I will Dave. Your history is interesting too. Yes it is fun to ponder but unfortunately I read this stuff at night and all my pondering makes it hard to sleep! It's just so exciting. Apparently this ancestor has had a lot written about her. Her name was Mary Bliss Parsons: http://ccbit.cs.umass.edu/parsons/hnmockup/home.html
She was a tough old broad!
I have been reading your Mary's site a bit lately and knowing what I know about this area since I moved here can sympathize with her quite a bit!
This area in the 1600's was the end of the world! The people who came here were either hunter/trappers, farmers looking for better land, adventurers or crazies/criminals that were driven out of the more structured or civilized area's like Salem or Boston area's. For a wealthy family to move out here at the time would not only be risky for them because of the Indian Wars, French(Quebec) antagonism but from the residents themselves. In a society that had so many pressures(let's not forget disease) just to survive the day a newcomer that had money would be fair game for the mentality of the day! If Mr. Parsons didn't hire someone they could hate him, a hungry person might hate him because he had plenty of food just for a couple of examples. Being out on the frontier, justice could be slow to non existent.

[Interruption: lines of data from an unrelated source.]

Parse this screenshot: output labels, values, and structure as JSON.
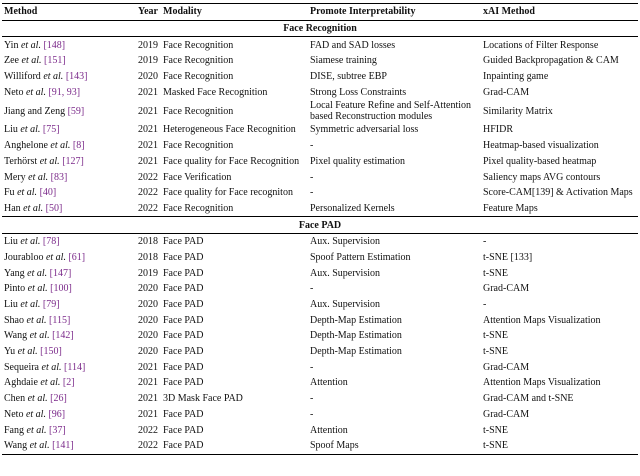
{
  "table": {
    "header": [
      "Method",
      "Year",
      "Modality",
      "Promote Interpretability",
      "xAI Method"
    ],
    "sections": [
      {
        "title": "Face Recognition",
        "rows": [
          {
            "method": {
              "author": "Yin",
              "etal": "et al.",
              "ref": "[148]"
            },
            "year": 2019,
            "modality": "Face Recognition",
            "interpretability": "FAD and SAD losses",
            "xai": "Locations of Filter Response"
          },
          {
            "method": {
              "author": "Zee",
              "etal": "et al.",
              "ref": "[151]"
            },
            "year": 2019,
            "modality": "Face Recognition",
            "interpretability": "Siamese training",
            "xai": "Guided Backpropagation & CAM"
          },
          {
            "method": {
              "author": "Williford",
              "etal": "et al.",
              "ref": "[143]"
            },
            "year": 2020,
            "modality": "Face Recognition",
            "interpretability": "DISE, subtree EBP",
            "xai": "Inpainting game"
          },
          {
            "method": {
              "author": "Neto",
              "etal": "et al.",
              "ref": "[91, 93]"
            },
            "year": 2021,
            "modality": "Masked Face Recognition",
            "interpretability": "Strong Loss Constraints",
            "xai": "Grad-CAM"
          },
          {
            "method": {
              "author": "Jiang and Zeng",
              "ref": "[59]"
            },
            "year": 2021,
            "modality": "Face Recognition",
            "interpretability": "Local Feature Refine and Self-Attention based Reconstruction modules",
            "xai": "Similarity Matrix"
          },
          {
            "method": {
              "author": "Liu",
              "etal": "et al.",
              "ref": "[75]"
            },
            "year": 2021,
            "modality": "Heterogeneous Face Recognition",
            "interpretability": "Symmetric adversarial loss",
            "xai": "HFIDR"
          },
          {
            "method": {
              "author": "Anghelone",
              "etal": "et al.",
              "ref": "[8]"
            },
            "year": 2021,
            "modality": "Face Recognition",
            "interpretability": "-",
            "xai": "Heatmap-based visualization"
          },
          {
            "method": {
              "author": "Terhörst",
              "etal": "et al.",
              "ref": "[127]"
            },
            "year": 2021,
            "modality": "Face quality for Face Recognition",
            "interpretability": "Pixel quality estimation",
            "xai": "Pixel quality-based heatmap"
          },
          {
            "method": {
              "author": "Mery",
              "etal": "et al.",
              "ref": "[83]"
            },
            "year": 2022,
            "modality": "Face Verification",
            "interpretability": "-",
            "xai": "Saliency maps AVG contours"
          },
          {
            "method": {
              "author": "Fu",
              "etal": "et al.",
              "ref": "[40]"
            },
            "year": 2022,
            "modality": "Face quality for Face recogniton",
            "interpretability": "-",
            "xai": "Score-CAM[139] & Activation Maps"
          },
          {
            "method": {
              "author": "Han",
              "etal": "et al.",
              "ref": "[50]"
            },
            "year": 2022,
            "modality": "Face Recognition",
            "interpretability": "Personalized Kernels",
            "xai": "Feature Maps"
          }
        ]
      },
      {
        "title": "Face PAD",
        "rows": [
          {
            "method": {
              "author": "Liu",
              "etal": "et al.",
              "ref": "[78]"
            },
            "year": 2018,
            "modality": "Face PAD",
            "interpretability": "Aux. Supervision",
            "xai": "-"
          },
          {
            "method": {
              "author": "Jourabloo",
              "etal": "et al.",
              "ref": "[61]"
            },
            "year": 2018,
            "modality": "Face PAD",
            "interpretability": "Spoof Pattern Estimation",
            "xai": "t-SNE [133]"
          },
          {
            "method": {
              "author": "Yang",
              "etal": "et al.",
              "ref": "[147]"
            },
            "year": 2019,
            "modality": "Face PAD",
            "interpretability": "Aux. Supervision",
            "xai": "t-SNE"
          },
          {
            "method": {
              "author": "Pinto",
              "etal": "et al.",
              "ref": "[100]"
            },
            "year": 2020,
            "modality": "Face PAD",
            "interpretability": "-",
            "xai": "Grad-CAM"
          },
          {
            "method": {
              "author": "Liu",
              "etal": "et al.",
              "ref": "[79]"
            },
            "year": 2020,
            "modality": "Face PAD",
            "interpretability": "Aux. Supervision",
            "xai": "-"
          },
          {
            "method": {
              "author": "Shao",
              "etal": "et al.",
              "ref": "[115]"
            },
            "year": 2020,
            "modality": "Face PAD",
            "interpretability": "Depth-Map Estimation",
            "xai": "Attention Maps Visualization"
          },
          {
            "method": {
              "author": "Wang",
              "etal": "et al.",
              "ref": "[142]"
            },
            "year": 2020,
            "modality": "Face PAD",
            "interpretability": "Depth-Map Estimation",
            "xai": "t-SNE"
          },
          {
            "method": {
              "author": "Yu",
              "etal": "et al.",
              "ref": "[150]"
            },
            "year": 2020,
            "modality": "Face PAD",
            "interpretability": "Depth-Map Estimation",
            "xai": "t-SNE"
          },
          {
            "method": {
              "author": "Sequeira",
              "etal": "et al.",
              "ref": "[114]"
            },
            "year": 2021,
            "modality": "Face PAD",
            "interpretability": "-",
            "xai": "Grad-CAM"
          },
          {
            "method": {
              "author": "Aghdaie",
              "etal": "et al.",
              "ref": "[2]"
            },
            "year": 2021,
            "modality": "Face PAD",
            "interpretability": "Attention",
            "xai": "Attention Maps Visualization"
          },
          {
            "method": {
              "author": "Chen",
              "etal": "et al.",
              "ref": "[26]"
            },
            "year": 2021,
            "modality": "3D Mask Face PAD",
            "interpretability": "-",
            "xai": "Grad-CAM and t-SNE"
          },
          {
            "method": {
              "author": "Neto",
              "etal": "et al.",
              "ref": "[96]"
            },
            "year": 2021,
            "modality": "Face PAD",
            "interpretability": "-",
            "xai": "Grad-CAM"
          },
          {
            "method": {
              "author": "Fang",
              "etal": "et al.",
              "ref": "[37]"
            },
            "year": 2022,
            "modality": "Face PAD",
            "interpretability": "Attention",
            "xai": "t-SNE"
          },
          {
            "method": {
              "author": "Wang",
              "etal": "et al.",
              "ref": "[141]"
            },
            "year": 2022,
            "modality": "Face PAD",
            "interpretability": "Spoof Maps",
            "xai": "t-SNE"
          }
        ]
      }
    ]
  }
}
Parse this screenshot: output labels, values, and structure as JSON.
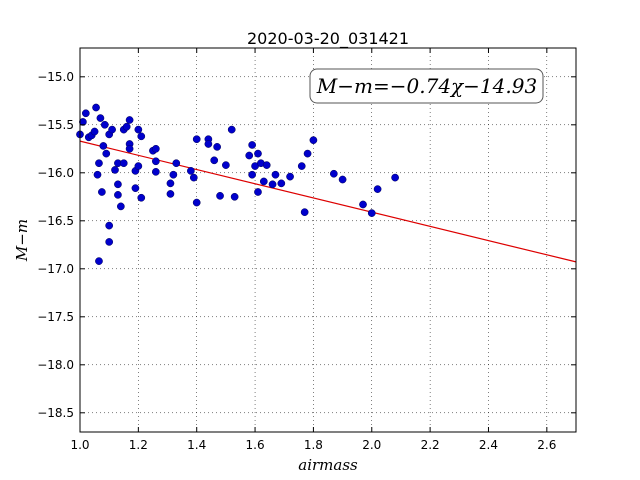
{
  "chart_data": {
    "type": "scatter",
    "title": "2020-03-20_031421",
    "xlabel": "airmass",
    "ylabel": "M−m",
    "annotation": "M−m=−0.74χ−14.93",
    "xlim": [
      1.0,
      2.7
    ],
    "ylim": [
      -18.7,
      -14.7
    ],
    "y_inverted": true,
    "xticks": [
      "1.0",
      "1.2",
      "1.4",
      "1.6",
      "1.8",
      "2.0",
      "2.2",
      "2.4",
      "2.6"
    ],
    "yticks": [
      "−15.0",
      "−15.5",
      "−16.0",
      "−16.5",
      "−17.0",
      "−17.5",
      "−18.0",
      "−18.5"
    ],
    "grid": true,
    "fit": {
      "slope": -0.74,
      "intercept": -14.93,
      "x_range": [
        1.0,
        2.7
      ],
      "color": "#dd0000"
    },
    "point_color": "#0000cc",
    "points": [
      [
        1.0,
        -15.6
      ],
      [
        1.01,
        -15.47
      ],
      [
        1.02,
        -15.38
      ],
      [
        1.03,
        -15.63
      ],
      [
        1.04,
        -15.61
      ],
      [
        1.05,
        -15.57
      ],
      [
        1.055,
        -15.32
      ],
      [
        1.06,
        -16.02
      ],
      [
        1.065,
        -15.9
      ],
      [
        1.07,
        -15.43
      ],
      [
        1.075,
        -16.2
      ],
      [
        1.065,
        -16.92
      ],
      [
        1.085,
        -15.5
      ],
      [
        1.08,
        -15.72
      ],
      [
        1.09,
        -15.8
      ],
      [
        1.1,
        -15.6
      ],
      [
        1.1,
        -16.55
      ],
      [
        1.1,
        -16.72
      ],
      [
        1.11,
        -15.55
      ],
      [
        1.12,
        -15.97
      ],
      [
        1.13,
        -15.9
      ],
      [
        1.13,
        -16.12
      ],
      [
        1.13,
        -16.23
      ],
      [
        1.14,
        -16.35
      ],
      [
        1.15,
        -15.55
      ],
      [
        1.15,
        -15.9
      ],
      [
        1.16,
        -15.52
      ],
      [
        1.17,
        -15.45
      ],
      [
        1.17,
        -15.7
      ],
      [
        1.17,
        -15.75
      ],
      [
        1.19,
        -15.98
      ],
      [
        1.19,
        -16.16
      ],
      [
        1.2,
        -15.55
      ],
      [
        1.2,
        -15.93
      ],
      [
        1.21,
        -15.62
      ],
      [
        1.21,
        -16.26
      ],
      [
        1.25,
        -15.77
      ],
      [
        1.26,
        -15.75
      ],
      [
        1.26,
        -15.88
      ],
      [
        1.26,
        -15.99
      ],
      [
        1.31,
        -16.11
      ],
      [
        1.31,
        -16.22
      ],
      [
        1.32,
        -16.02
      ],
      [
        1.33,
        -15.9
      ],
      [
        1.38,
        -15.98
      ],
      [
        1.39,
        -16.05
      ],
      [
        1.4,
        -16.31
      ],
      [
        1.4,
        -15.65
      ],
      [
        1.44,
        -15.65
      ],
      [
        1.44,
        -15.7
      ],
      [
        1.46,
        -15.87
      ],
      [
        1.47,
        -15.73
      ],
      [
        1.48,
        -16.24
      ],
      [
        1.5,
        -15.92
      ],
      [
        1.52,
        -15.55
      ],
      [
        1.53,
        -16.25
      ],
      [
        1.58,
        -15.82
      ],
      [
        1.59,
        -16.02
      ],
      [
        1.59,
        -15.71
      ],
      [
        1.6,
        -15.93
      ],
      [
        1.61,
        -16.2
      ],
      [
        1.61,
        -15.8
      ],
      [
        1.62,
        -15.9
      ],
      [
        1.64,
        -15.92
      ],
      [
        1.63,
        -16.09
      ],
      [
        1.66,
        -16.12
      ],
      [
        1.67,
        -16.02
      ],
      [
        1.69,
        -16.11
      ],
      [
        1.72,
        -16.04
      ],
      [
        1.76,
        -15.93
      ],
      [
        1.77,
        -16.41
      ],
      [
        1.78,
        -15.8
      ],
      [
        1.8,
        -15.66
      ],
      [
        1.87,
        -16.01
      ],
      [
        1.9,
        -16.07
      ],
      [
        1.97,
        -16.33
      ],
      [
        2.0,
        -16.42
      ],
      [
        2.02,
        -16.17
      ],
      [
        2.08,
        -16.05
      ]
    ]
  }
}
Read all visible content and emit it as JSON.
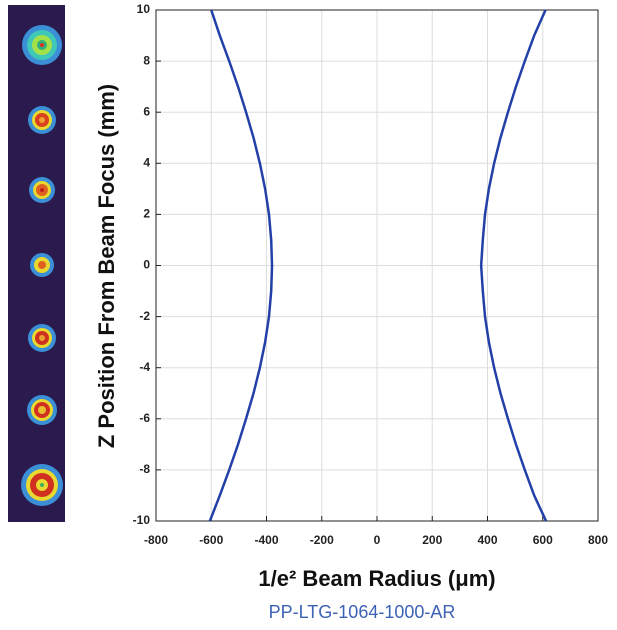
{
  "chart_data": {
    "type": "line",
    "xlabel": "1/e² Beam Radius (μm)",
    "ylabel": "Z Position From Beam Focus (mm)",
    "caption": "PP-LTG-1064-1000-AR",
    "y": [
      -10,
      -9,
      -8,
      -7,
      -6,
      -5,
      -4,
      -3,
      -2,
      -1,
      0,
      1,
      2,
      3,
      4,
      5,
      6,
      7,
      8,
      9,
      10
    ],
    "series": [
      {
        "color": "#2340a8",
        "values": [
          -605,
          -569,
          -535,
          -503,
          -474,
          -447,
          -424,
          -405,
          -391,
          -383,
          -380,
          -383,
          -391,
          -405,
          -424,
          -447,
          -474,
          -503,
          -535,
          -569,
          -600
        ]
      },
      {
        "color": "#2340a8",
        "values": [
          612,
          569,
          535,
          503,
          474,
          447,
          424,
          405,
          391,
          383,
          377,
          383,
          391,
          405,
          424,
          447,
          474,
          503,
          535,
          569,
          610
        ]
      }
    ],
    "xlim": [
      -800,
      800
    ],
    "xticks": [
      -800,
      -600,
      -400,
      -200,
      0,
      200,
      400,
      600,
      800
    ],
    "ylim": [
      -10,
      10
    ],
    "yticks": [
      -10,
      -8,
      -6,
      -4,
      -2,
      0,
      2,
      4,
      6,
      8,
      10
    ],
    "grid": true
  }
}
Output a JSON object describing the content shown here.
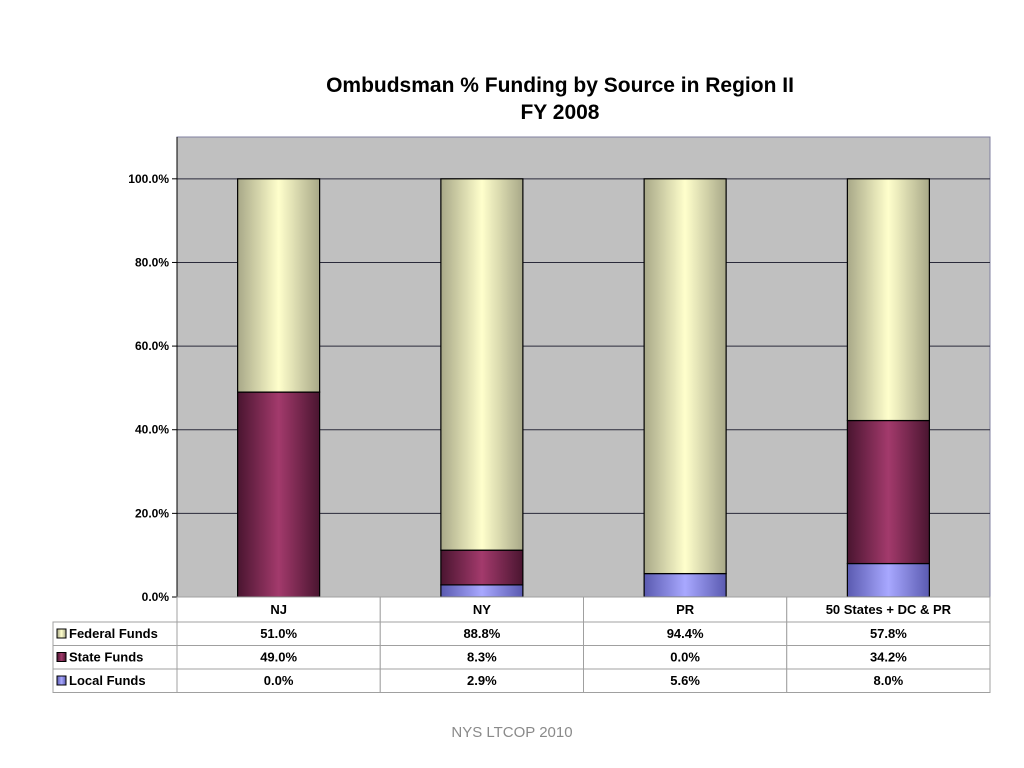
{
  "page": {
    "footer": "NYS LTCOP 2010"
  },
  "chart_data": {
    "type": "bar",
    "stacked": true,
    "title": [
      "Ombudsman % Funding by Source in Region II",
      "FY 2008"
    ],
    "categories": [
      "NJ",
      "NY",
      "PR",
      "50 States + DC & PR"
    ],
    "series": [
      {
        "name": "Local Funds",
        "values": [
          0.0,
          2.9,
          5.6,
          8.0
        ],
        "labels": [
          "0.0%",
          "2.9%",
          "5.6%",
          "8.0%"
        ],
        "color": "#9999ff"
      },
      {
        "name": "State Funds",
        "values": [
          49.0,
          8.3,
          0.0,
          34.2
        ],
        "labels": [
          "49.0%",
          "8.3%",
          "0.0%",
          "34.2%"
        ],
        "color": "#993366"
      },
      {
        "name": "Federal Funds",
        "values": [
          51.0,
          88.8,
          94.4,
          57.8
        ],
        "labels": [
          "51.0%",
          "88.8%",
          "94.4%",
          "57.8%"
        ],
        "color": "#ffffcc"
      }
    ],
    "table_rows": [
      "Federal Funds",
      "State Funds",
      "Local Funds"
    ],
    "ylim": [
      0,
      110
    ],
    "yticks": [
      0,
      20,
      40,
      60,
      80,
      100
    ],
    "ytick_labels": [
      "0.0%",
      "20.0%",
      "40.0%",
      "60.0%",
      "80.0%",
      "100.0%"
    ],
    "grid": true,
    "plot_background": "#c0c0c0",
    "legend": "data-table"
  }
}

One other thing that many of us don't consider that in the Puritan world of the day, gossip, slander, fabricating lies and manipulating for bad intent was what was considered "conjuring"! In fairness this practice was a serious concern because it could be so devastating to a small town always on the brink of starvation or war that it was necessary to maintain a cohesiveness in the town or area for survival. This was not always fair but just how it was. These accusations had to be addressed and that's how they did it. The poorer uneducated frontiers people probably didn't even realized this was happening, they were just going with what they thought was right. Superstition and fear ruled the day back then and it's how it was.